Q&A with Dr. Alicia Vinyard
Breast surgeon at the Georgia Cancer Center at Augusta University
Board-certified in general surgery
- Medical degree, Philadelphia College of Osteopathic Medicine – Georgia Campus, 2011
- Bachelor’s degree in pre-med, University of North Carolina – Chapel Hill, 2006
- Breast Surgical Oncology Fellowship, University of Miami Hospital/Jackson Memorial Hospital, 2016-2017
- General Surgery Residency at the Medical College of Georgia at Augusta University, 2011-2016
What made you want to return to Augusta University as a breast surgeon?

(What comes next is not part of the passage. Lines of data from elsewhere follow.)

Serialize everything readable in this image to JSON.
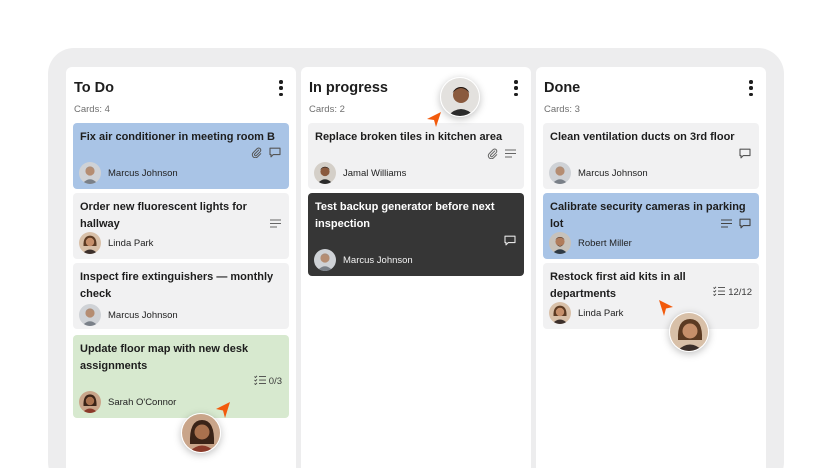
{
  "board": {
    "columns": [
      {
        "title": "To Do",
        "count": "Cards: 4",
        "cards": [
          {
            "title": "Fix air conditioner in meeting room B",
            "assignee": "Marcus Johnson"
          },
          {
            "title": "Order new fluorescent lights for hallway",
            "assignee": "Linda Park"
          },
          {
            "title": "Inspect fire extinguishers — monthly check",
            "assignee": "Marcus Johnson"
          },
          {
            "title": "Update floor map with new desk assignments",
            "assignee": "Sarah O'Connor",
            "checklist": "0/3"
          }
        ]
      },
      {
        "title": "In progress",
        "count": "Cards: 2",
        "cards": [
          {
            "title": "Replace broken tiles in kitchen area",
            "assignee": "Jamal Williams"
          },
          {
            "title": "Test backup generator before next inspection",
            "assignee": "Marcus Johnson"
          }
        ]
      },
      {
        "title": "Done",
        "count": "Cards: 3",
        "cards": [
          {
            "title": "Clean ventilation ducts on 3rd floor",
            "assignee": "Marcus Johnson"
          },
          {
            "title": "Calibrate security cameras in parking lot",
            "assignee": "Robert Miller"
          },
          {
            "title": "Restock first aid kits in all departments",
            "assignee": "Linda Park",
            "checklist": "12/12"
          }
        ]
      }
    ]
  },
  "colors": {
    "card_blue": "#a9c4e6",
    "card_green": "#d7e9cf",
    "card_dark": "#363636",
    "card_default": "#f1f1f2",
    "cursor": "#f25a0c"
  },
  "icons": [
    "kebab-menu-icon",
    "attachment-icon",
    "comment-icon",
    "description-icon",
    "checklist-icon",
    "cursor-pointer-icon"
  ]
}
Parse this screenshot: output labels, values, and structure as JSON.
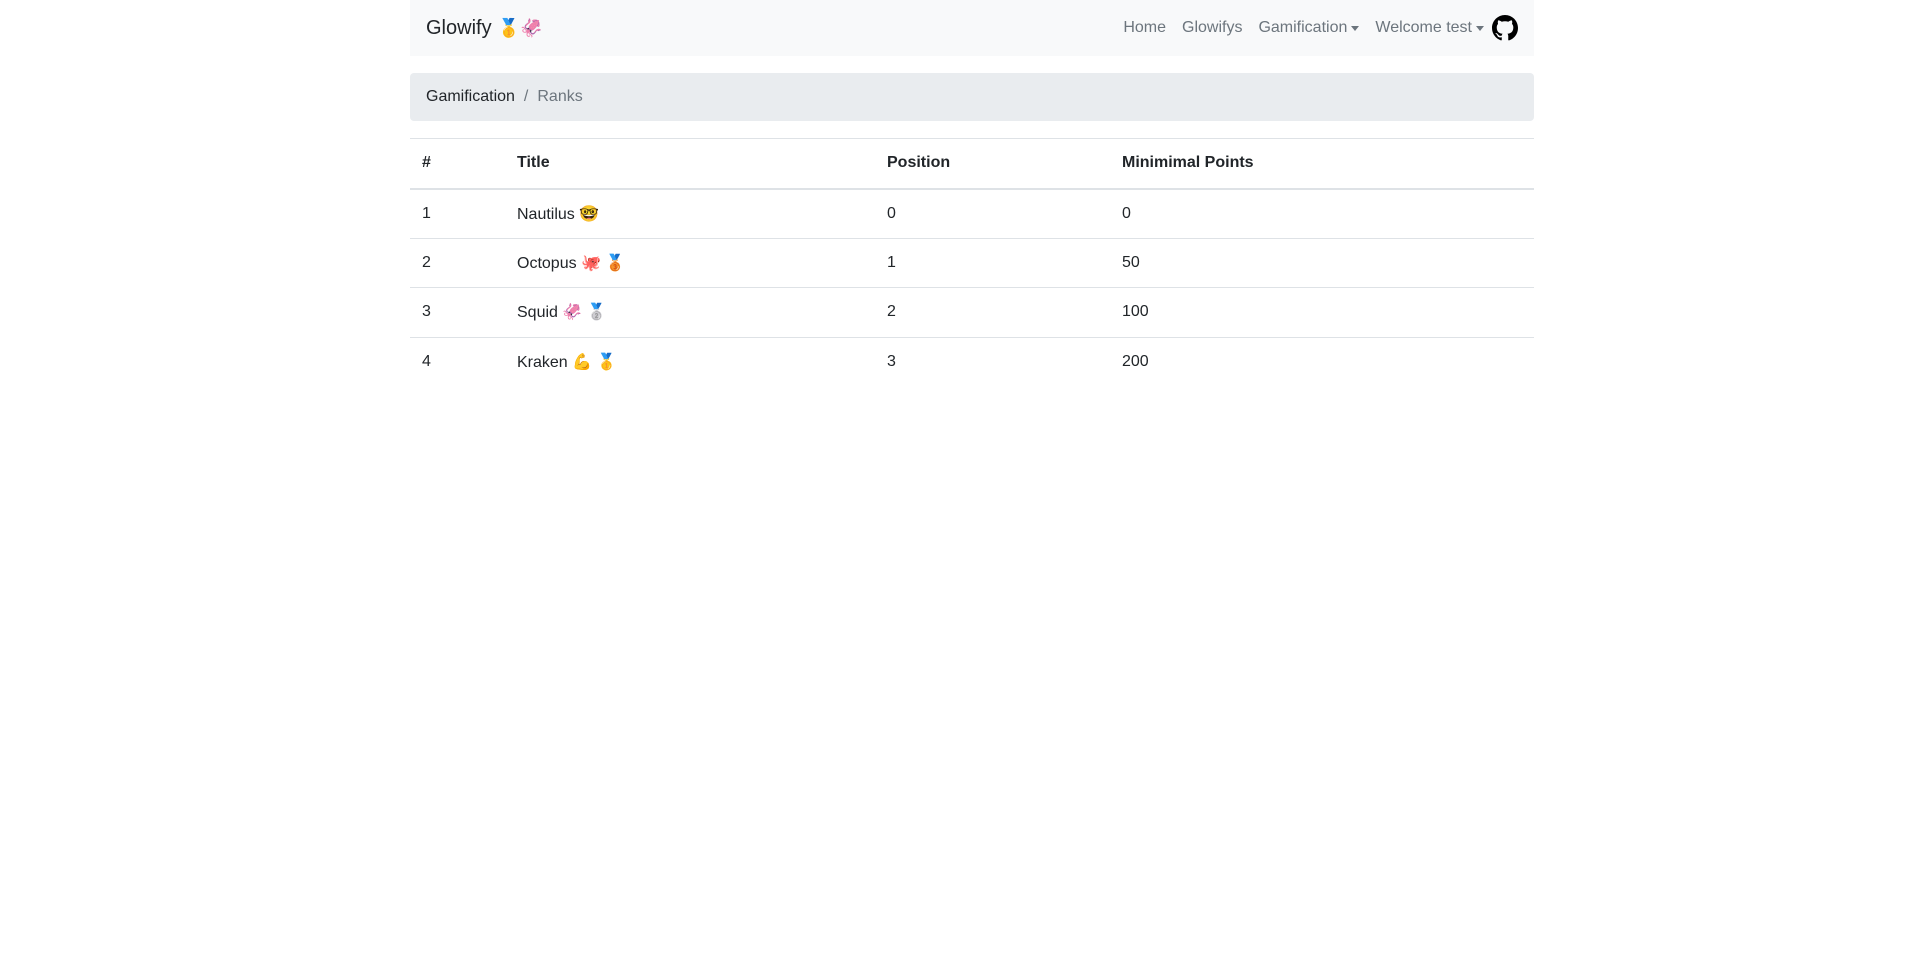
{
  "navbar": {
    "brand": "Glowify",
    "brand_icons": "🥇🦑",
    "links": {
      "home": "Home",
      "glowifys": "Glowifys",
      "gamification": "Gamification",
      "user": "Welcome test"
    },
    "github_icon": "github-icon"
  },
  "breadcrumb": {
    "parent": "Gamification",
    "current": "Ranks"
  },
  "table": {
    "headers": {
      "num": "#",
      "title": "Title",
      "position": "Position",
      "points": "Minimimal Points"
    },
    "rows": [
      {
        "num": "1",
        "title": "Nautilus 🤓",
        "position": "0",
        "points": "0"
      },
      {
        "num": "2",
        "title": "Octopus 🐙 🥉",
        "position": "1",
        "points": "50"
      },
      {
        "num": "3",
        "title": "Squid 🦑 🥈",
        "position": "2",
        "points": "100"
      },
      {
        "num": "4",
        "title": "Kraken 💪 🥇",
        "position": "3",
        "points": "200"
      }
    ]
  }
}
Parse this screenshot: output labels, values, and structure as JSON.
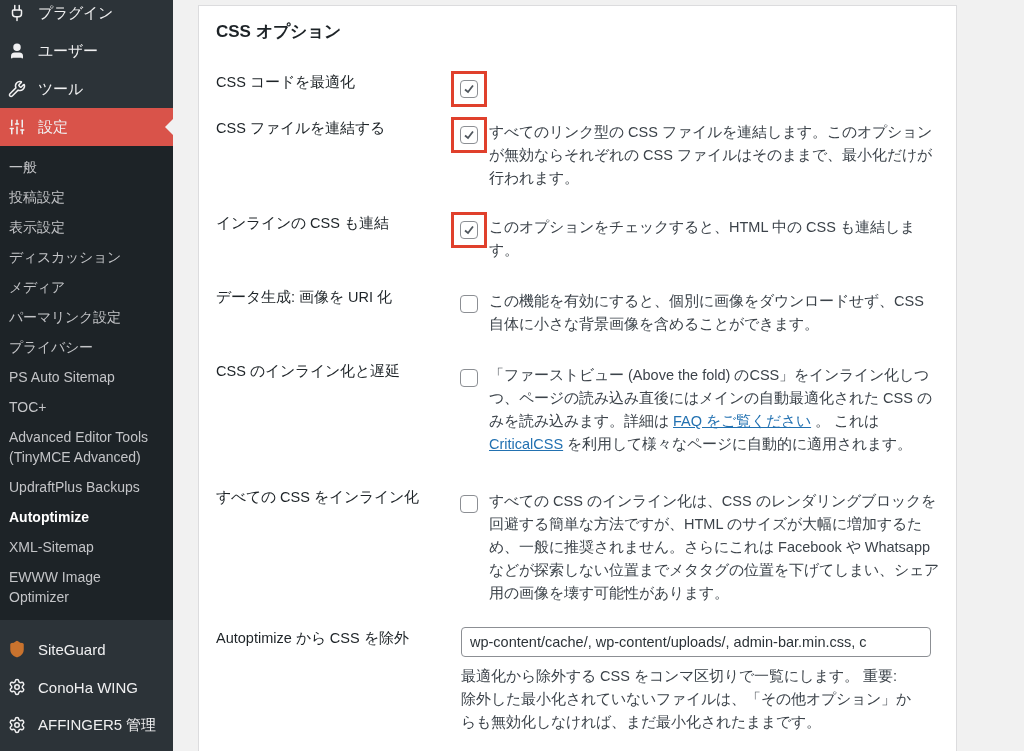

“Through working in academic medicine, I get to not only be a physician, but I also get to be a teacher. I learned during my residency that I really enjoy this aspect of my role, so I knew that I wanted to be in that environment once my training concluded. As a resident at MCG for 5 years, I developed a strong relationship with the faculty and staff, and they became a family to me. I wanted to continue that relationship as a faculty member.”
If you could tell a patient one thing, what would that be?
“I’m sorry you’re here, and overall, cancer just sucks. You don’t deserve to be here. We’re a team, and we’re going to get you through this. This cancer will eventually be a distant memory, and you’re going to live a full life. Trust your doctors, realize that your cancer is 100 percent different from the next person’s cancer, and don’t let things you read or see give you fear or anxiety that you’re not getting proper treatment. I’ve been through this—exactly where you are—and I’m here today as your surgeon and as a survivor.”
What’s your favorite part of your job?
“Hands down, it’s telling people they’re cancer-free. Regardless of the treatment they have, whether it’s chemo or radiation—once I do my job, the cancer is removed, and the patient is cancer-free. I enjoy telling them first.”
What’s your plan for your patients and their families?
“In addition to conducting research and clinical trials, I look forward to continuing to use my personal experience to connect with patients. I plan to apply the advanced surgical techniques I learned in Miami here in Augusta and participate in community outreach projects that allow me to tap into rural markets.”